Knock Knock who's there docter docter who??? YOU JUST SAID IT DUMBO!!!!!! lolololololololololololololololololololololololololololololololololololololololololololololololololololololololololololololololololololololololololololololololololololololololololololololololololololololololololololololololololololololololololololololololololololololololololololololololololololololololololololololololololololololololololololololololololololololololololololololololololololololololololololololololololololololololololololololololololololololololololololololololololololololololololololololololololololololololololololololololololololololololololololololololololololololololololololololololololololololololololololololololololololololololololololololololololololololololololololololololololololololololololololololololololololololololololololololololololololololololololololololololololololololololololololololololololololololololololololololololololololololololololololololololololololololololololololololololololololololololololololololololololololololololol

What's big and looks like a mushroom? A Mushroom.

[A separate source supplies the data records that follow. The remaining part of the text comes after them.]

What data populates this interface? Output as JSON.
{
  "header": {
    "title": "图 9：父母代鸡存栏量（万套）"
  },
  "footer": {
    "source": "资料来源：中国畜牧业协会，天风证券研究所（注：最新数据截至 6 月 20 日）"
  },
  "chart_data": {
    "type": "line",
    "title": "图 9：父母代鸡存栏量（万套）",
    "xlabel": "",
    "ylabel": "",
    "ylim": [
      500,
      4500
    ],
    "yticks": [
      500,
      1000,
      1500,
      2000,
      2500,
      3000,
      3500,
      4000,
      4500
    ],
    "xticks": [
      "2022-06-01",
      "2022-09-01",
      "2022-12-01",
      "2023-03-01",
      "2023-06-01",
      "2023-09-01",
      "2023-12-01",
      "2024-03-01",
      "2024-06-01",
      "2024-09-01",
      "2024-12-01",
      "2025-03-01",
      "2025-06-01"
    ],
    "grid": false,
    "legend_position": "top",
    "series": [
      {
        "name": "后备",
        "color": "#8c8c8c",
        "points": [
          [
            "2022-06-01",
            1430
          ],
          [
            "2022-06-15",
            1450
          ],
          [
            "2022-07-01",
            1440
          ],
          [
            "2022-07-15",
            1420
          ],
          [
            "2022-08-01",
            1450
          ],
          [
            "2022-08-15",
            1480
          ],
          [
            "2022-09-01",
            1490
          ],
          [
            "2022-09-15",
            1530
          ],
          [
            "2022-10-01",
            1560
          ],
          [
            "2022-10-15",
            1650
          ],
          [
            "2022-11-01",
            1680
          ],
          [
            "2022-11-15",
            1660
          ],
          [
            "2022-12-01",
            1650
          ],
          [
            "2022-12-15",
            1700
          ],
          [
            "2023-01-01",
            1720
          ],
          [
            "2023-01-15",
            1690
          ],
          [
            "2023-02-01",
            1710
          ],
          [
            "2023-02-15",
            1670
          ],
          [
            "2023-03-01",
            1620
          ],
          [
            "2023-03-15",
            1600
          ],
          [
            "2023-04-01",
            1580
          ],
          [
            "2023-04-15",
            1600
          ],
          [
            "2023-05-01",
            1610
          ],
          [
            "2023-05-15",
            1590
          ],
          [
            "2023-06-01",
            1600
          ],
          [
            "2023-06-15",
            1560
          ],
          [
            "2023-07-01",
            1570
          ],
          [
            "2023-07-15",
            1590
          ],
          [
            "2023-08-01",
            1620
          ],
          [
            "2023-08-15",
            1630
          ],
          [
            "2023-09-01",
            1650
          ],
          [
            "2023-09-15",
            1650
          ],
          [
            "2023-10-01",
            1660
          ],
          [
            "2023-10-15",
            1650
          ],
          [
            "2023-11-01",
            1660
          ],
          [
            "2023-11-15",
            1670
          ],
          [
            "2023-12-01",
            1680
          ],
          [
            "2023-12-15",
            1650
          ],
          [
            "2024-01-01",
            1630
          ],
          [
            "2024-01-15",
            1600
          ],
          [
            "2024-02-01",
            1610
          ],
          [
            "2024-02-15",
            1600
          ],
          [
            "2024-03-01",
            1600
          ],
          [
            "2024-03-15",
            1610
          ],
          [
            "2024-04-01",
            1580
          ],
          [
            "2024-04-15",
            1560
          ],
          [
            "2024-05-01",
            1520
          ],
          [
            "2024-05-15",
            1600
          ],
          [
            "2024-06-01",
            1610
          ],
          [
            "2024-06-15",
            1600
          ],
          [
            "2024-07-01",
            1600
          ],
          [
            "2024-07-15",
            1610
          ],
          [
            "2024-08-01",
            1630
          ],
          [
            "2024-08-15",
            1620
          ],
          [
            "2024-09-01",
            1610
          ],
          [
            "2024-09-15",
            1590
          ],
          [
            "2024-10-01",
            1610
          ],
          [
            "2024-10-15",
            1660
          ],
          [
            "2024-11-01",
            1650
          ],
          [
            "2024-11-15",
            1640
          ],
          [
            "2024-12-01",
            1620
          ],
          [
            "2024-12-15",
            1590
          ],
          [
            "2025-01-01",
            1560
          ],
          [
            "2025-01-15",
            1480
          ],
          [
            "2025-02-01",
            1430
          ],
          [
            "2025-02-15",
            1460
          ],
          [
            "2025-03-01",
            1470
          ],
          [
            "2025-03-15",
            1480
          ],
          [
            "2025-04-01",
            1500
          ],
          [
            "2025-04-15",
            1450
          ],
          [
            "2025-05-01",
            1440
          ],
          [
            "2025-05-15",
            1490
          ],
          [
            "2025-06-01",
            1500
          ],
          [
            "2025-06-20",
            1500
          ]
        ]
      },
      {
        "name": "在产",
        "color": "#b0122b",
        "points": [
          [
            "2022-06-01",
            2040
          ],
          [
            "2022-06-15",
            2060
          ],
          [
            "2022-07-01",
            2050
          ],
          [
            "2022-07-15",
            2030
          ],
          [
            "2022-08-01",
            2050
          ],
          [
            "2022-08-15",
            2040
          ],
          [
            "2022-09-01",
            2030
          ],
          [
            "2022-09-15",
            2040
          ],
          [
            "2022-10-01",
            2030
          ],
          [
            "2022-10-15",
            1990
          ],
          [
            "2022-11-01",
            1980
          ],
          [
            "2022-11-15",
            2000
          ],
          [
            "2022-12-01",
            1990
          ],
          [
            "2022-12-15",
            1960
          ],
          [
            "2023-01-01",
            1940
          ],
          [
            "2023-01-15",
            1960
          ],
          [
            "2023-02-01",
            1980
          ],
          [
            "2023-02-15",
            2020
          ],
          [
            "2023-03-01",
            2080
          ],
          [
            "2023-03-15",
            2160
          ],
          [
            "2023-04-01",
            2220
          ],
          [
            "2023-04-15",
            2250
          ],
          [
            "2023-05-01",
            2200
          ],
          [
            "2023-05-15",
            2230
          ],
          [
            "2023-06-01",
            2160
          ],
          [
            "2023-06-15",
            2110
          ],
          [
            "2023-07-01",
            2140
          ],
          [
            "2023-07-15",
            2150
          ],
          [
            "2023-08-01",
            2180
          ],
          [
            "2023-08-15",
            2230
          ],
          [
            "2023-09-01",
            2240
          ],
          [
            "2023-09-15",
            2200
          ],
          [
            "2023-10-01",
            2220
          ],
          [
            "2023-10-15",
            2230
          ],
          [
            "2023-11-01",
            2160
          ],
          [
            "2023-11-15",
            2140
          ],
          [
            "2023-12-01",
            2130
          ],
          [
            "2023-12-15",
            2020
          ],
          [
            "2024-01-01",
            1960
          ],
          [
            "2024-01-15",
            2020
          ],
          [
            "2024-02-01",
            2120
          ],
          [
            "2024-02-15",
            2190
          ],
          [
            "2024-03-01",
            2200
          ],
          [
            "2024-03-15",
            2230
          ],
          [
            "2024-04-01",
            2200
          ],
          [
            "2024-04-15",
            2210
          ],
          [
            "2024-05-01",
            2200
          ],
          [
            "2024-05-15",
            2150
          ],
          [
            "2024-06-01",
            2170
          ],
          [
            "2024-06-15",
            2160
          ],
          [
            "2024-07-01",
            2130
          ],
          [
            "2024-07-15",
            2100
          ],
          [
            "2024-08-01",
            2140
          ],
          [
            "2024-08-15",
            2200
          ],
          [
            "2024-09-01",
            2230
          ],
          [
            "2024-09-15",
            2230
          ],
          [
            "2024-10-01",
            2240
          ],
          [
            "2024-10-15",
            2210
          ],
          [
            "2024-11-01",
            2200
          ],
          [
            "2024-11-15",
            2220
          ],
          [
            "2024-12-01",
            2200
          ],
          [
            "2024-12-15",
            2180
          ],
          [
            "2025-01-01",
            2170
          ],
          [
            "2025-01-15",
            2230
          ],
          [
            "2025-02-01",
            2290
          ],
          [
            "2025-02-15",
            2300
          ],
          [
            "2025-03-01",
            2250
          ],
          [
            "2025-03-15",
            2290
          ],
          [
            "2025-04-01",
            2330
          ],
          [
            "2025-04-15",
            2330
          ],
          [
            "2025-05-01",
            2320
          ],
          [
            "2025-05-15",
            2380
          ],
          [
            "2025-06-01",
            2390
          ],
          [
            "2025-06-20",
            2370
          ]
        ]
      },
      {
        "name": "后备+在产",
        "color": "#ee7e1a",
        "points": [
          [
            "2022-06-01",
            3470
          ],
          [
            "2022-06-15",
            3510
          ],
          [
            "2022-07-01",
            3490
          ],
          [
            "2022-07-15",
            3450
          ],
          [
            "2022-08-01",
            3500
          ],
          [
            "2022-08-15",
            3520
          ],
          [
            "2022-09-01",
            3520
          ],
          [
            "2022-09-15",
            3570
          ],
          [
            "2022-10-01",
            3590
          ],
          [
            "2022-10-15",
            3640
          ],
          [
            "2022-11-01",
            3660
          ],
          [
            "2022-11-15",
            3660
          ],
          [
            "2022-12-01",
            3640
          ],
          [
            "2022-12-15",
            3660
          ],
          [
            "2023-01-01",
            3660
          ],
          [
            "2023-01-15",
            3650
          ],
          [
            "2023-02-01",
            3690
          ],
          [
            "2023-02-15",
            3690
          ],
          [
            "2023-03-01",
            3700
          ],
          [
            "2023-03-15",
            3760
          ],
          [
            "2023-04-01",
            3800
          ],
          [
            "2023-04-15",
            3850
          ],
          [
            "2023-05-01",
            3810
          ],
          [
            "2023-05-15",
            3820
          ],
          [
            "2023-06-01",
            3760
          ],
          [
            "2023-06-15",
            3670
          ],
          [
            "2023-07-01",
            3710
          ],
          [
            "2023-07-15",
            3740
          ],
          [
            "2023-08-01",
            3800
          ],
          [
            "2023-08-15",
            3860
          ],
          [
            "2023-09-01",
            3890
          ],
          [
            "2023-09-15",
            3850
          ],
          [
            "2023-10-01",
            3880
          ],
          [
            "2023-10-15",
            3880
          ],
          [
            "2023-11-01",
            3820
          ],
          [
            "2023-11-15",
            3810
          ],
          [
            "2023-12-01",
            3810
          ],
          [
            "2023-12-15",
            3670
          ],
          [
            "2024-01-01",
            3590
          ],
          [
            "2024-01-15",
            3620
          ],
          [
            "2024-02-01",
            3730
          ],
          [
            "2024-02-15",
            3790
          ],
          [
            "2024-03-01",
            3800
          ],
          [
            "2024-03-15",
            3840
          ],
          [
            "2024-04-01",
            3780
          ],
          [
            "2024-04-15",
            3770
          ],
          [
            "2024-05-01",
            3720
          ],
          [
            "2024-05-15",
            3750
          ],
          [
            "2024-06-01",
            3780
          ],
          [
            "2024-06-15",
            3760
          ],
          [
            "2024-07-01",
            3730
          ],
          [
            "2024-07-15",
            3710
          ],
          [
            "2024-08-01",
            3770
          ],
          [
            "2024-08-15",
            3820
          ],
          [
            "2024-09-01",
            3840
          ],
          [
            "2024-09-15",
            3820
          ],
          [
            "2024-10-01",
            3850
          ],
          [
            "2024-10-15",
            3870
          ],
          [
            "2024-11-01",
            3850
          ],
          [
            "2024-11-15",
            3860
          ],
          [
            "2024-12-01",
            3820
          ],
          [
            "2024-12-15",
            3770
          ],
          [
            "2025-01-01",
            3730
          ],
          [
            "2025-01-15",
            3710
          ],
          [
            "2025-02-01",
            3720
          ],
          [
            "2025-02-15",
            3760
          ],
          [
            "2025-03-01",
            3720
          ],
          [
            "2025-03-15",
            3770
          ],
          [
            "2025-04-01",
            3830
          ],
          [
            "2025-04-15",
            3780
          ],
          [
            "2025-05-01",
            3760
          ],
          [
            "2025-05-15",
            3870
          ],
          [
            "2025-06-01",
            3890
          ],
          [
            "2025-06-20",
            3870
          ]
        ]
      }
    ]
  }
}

Why did the chicken cross the road? It didn't

so there is a 13 year old boy who got left home while the rest of his family was driving to colorado, so the police comes to his door, and says son your whole family has just died in a plane accident. And the boy says, but my family was driving. . . the policeman then says, i'm aware, the plane actually hit their car and only killed your family.

A black, Kenyan man enters a race. He comes in second to last as he didn't practice as much as the other contestants.

Why did the koala fall out of the tree? It was hit by a fridge.

Q: How do you make an onion cry? A: You can't, it's an onion.

What musical band do you get if you keep shouting while in the mountain? The rolling stones. What do you get if you keep shouting in a snow covered mountain top? Blizzard Entertainment.

What do you call a man with a spade stuck in his head? An ambulance, he may be in need of urgent medical assistance

A Priest a Rabbi and a duck walk into a bar. The rest of the patrons continue to drink until the situation seems less strange.

Why did Suzie fall off the swing? Because her dad pushed her too hard -Knock knock -Who's there? -Suzie, I'm dead now with a knife through my neck and I'm ready to kill you since you didn't forward that chain letter, now hold still so I can chop off your toes one by one and peel your skin off then leave a bloody mess for your parents -k

how many large people can you fit in a bath tub ... 1/16

what's worse than falling and scraping your knee? living within a 10 mile radius of a Japanese nuclear reactor

so a man walks into a bar..... and says ouch.

Songs can be interpreted in many different ways you know: "Whenever, Wherever" - Prostitution "You raise me up" could be an advert for Viagra; And as for "love is in the air" - masturbating from a rooftop comes to mind. [L]

Q. How many men did it take to build a wall? A. None, the wall is already built.

A wanted man walks into a bar. The police come and take him to jail.

Two gay guys are cuddling in a park when they spot a hot, busty blonde jogging near them. One turns to the other and says, "Damn... It's days like this I wish I was a lesbian."

Knock Knock The occupant uses their peephole and realizes it is a familiar face then proceeds to let them in.

How did a monkey fall out of a tree? He slipped on a banana.

What did batman say to robin before they got into the batmobile? Get in the batmobile.

There was a bunch of kids on a bus. One boy yelled "Look a squirrel!" Nobody saw it because he's dyslexic

There's a blind man walking on the south coast of England. He walks off a cliff.

What's better than a stick? A stone

Anti Joke

What are Antijokes? Anti Jokes (or Anti Humor) is a type of comedy in which the uses is set up to expect a typical joke setup however the joke ends with such anticlimax that it becomes funny in its own right. The lack of punchline is the punchline.

Our Updated iOS App!

We've just released huge update to the iOS app! Now, access all your favorite text and photo sites like Anti-Joke, DIYLOL! A few things didn't make the original cut (like comments) but they'll be back soon. Best of all, the app is now FREE! Get it here.

The Anti Joke Book


NEW ANTI-JOKE BOOK!  Now that we've resolved the printing issues with our publisher, check out the BRAND SPANKING NEW Anti-Joke Book!